23. A method for conditioning a recipient for bone marrow transplantation comprising subjecting said recipient treatment with a total dose of total body irradiation from 100 to 300 cGy, and treating the patient with a composition that specifically depletes αβ-TCR⁺ T cells and/or CD8⁺ T cells in the recipient hematopoietic microenvironment, followed by transplantation with a donor cell preparation containing hematopoietic stem cells from a donor that are matched at the major histocompatibility complex class I K locus with the recipient hematopoietic microenvironment.

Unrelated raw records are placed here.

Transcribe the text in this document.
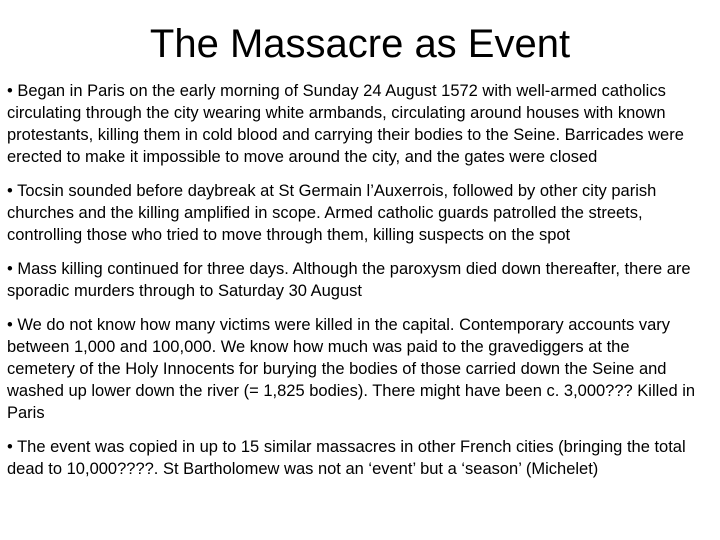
The Massacre as Event
• Began in Paris on the early morning of Sunday 24 August 1572 with well-armed catholics circulating through the city wearing white armbands, circulating around houses with known protestants, killing them in cold blood and carrying their bodies to the Seine. Barricades were erected to make it impossible to move around the city, and the gates were closed
• Tocsin sounded before daybreak at St Germain l’Auxerrois, followed by other city parish churches and the killing amplified in scope. Armed catholic guards patrolled the streets, controlling those who tried to move through them, killing suspects on the spot
• Mass killing continued for three days. Although the paroxysm died down thereafter, there are sporadic murders through to Saturday 30 August
• We do not know how many victims were killed in the capital. Contemporary accounts vary between 1,000 and 100,000. We know how much was paid to the gravediggers at the cemetery of the Holy Innocents for burying the bodies of those carried down the Seine and washed up lower down the river (= 1,825 bodies). There might have been c. 3,000??? Killed in Paris
• The event was copied in up to 15 similar massacres in other French cities (bringing the total dead to 10,000????. St Bartholomew was not an ‘event’ but a ‘season’ (Michelet)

24. A method for conditioning a recipient for bone marrow transplantation comprising subjecting said recipient to a composition that specifically depletes αβ-TCR⁺ T cells and CD8⁺ T cells in the recipient hematopoietic microenvironment, followed by transplantation with a donor cell preparation containing hematopoietic stem cells from a donor that are matched at the major histocompatibility complex class I K locus with the recipient hematopoietic microenvironment.